A few people who’ve read Dissonance this year claimed to enjoy my writing style. Some have asked how I manage eloquent prose. When posed with that question, my first instinct is to argue (“It’s not that great!”) My second is to urge people to read classical literature, because it makes noticeable changes in your style.
If my writing is eloquent, I can’t think of another reason: I simply visited the masters and learned from them.
All my literary heroes are dead. If you were to ask me about a favorite modern-day author, I wouldn’t know what to tell you. I fangirl over writers who got published hundreds of years ago; I find so much meaning in old literature.
Earlier this month, a friend asked that I guest blog for them about what classical literature is to me. That post is not out yet, but check Brett’s blog in the next couple of weeks! The request made me stop and reflect on why I love old books and admire authors from long ago.
My guest post has seven points, so keep an eye out for the link! However, I wanted to share three things right here that I love about classical literature:
1. The writing. The English language is always evolving. New words are invented and others forgotten. If you want to know how people spoke centuries ago, find an old book where the language is frozen in time. It gives soul to the book we’re reading; it opens a door for us to step back.

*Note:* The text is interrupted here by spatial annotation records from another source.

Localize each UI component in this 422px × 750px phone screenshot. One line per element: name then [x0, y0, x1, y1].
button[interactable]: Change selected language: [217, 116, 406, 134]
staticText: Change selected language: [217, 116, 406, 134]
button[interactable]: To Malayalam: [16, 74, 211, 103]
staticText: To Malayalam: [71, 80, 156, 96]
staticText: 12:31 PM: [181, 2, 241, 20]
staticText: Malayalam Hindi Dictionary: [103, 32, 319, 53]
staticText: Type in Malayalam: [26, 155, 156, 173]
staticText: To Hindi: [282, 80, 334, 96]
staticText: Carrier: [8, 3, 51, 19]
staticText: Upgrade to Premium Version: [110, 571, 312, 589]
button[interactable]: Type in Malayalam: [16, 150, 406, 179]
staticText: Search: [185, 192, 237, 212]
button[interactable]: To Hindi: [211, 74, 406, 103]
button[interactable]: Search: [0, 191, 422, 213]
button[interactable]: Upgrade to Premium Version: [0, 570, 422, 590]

If you can muster the patience to look up big words, it’s rewarding to immerse yourself in literature from the past. Your vocabulary expands, making your writing eloquent; you see the world differently.
It’s worth giving these gems a chance; they’ve likely been neglected by society’s short attention span. You may be one of the only people to read a particular book, making it your treasure to find!
2. The timelessness. Classical literature retains the tension, sadness, confusion–whatever the mood at the time it was written. You’ll experience politics as it was in the 1800s. You’ll travel with people on horses or in carriages; you’ll see what it was like to work in a factory, or give up your life for a revolution.
Classics maintain different lifestyles and ideologies which may be outdated now, but once were followed faithfully. Life was different, and an old novel captures our world as it was long ago.
3. Second chances. This is the most important point to me: Each time you read a book by a dead author, you give them another chance to be heard.
Log onto Gutenberg or ManyBooks.net and dig into the archives. Find a name you’ve never heard, not even in your English class; pick a topic you know little about. Go random! Look up things such as etiquette or French cuisine and let a master from back then tell you how it was done.
Spend some time with an author who dedicated years of their life to writing a masterpiece. Every time you read a book by someone who’s dead, you give them a second chance at life–and if you take their words by heart, they’ll never really die.
Do you read classical literature? If the answer is no, then why? Maybe you haven’t found the right book yet–check out the links above and maybe you’ll find an adventure of your own!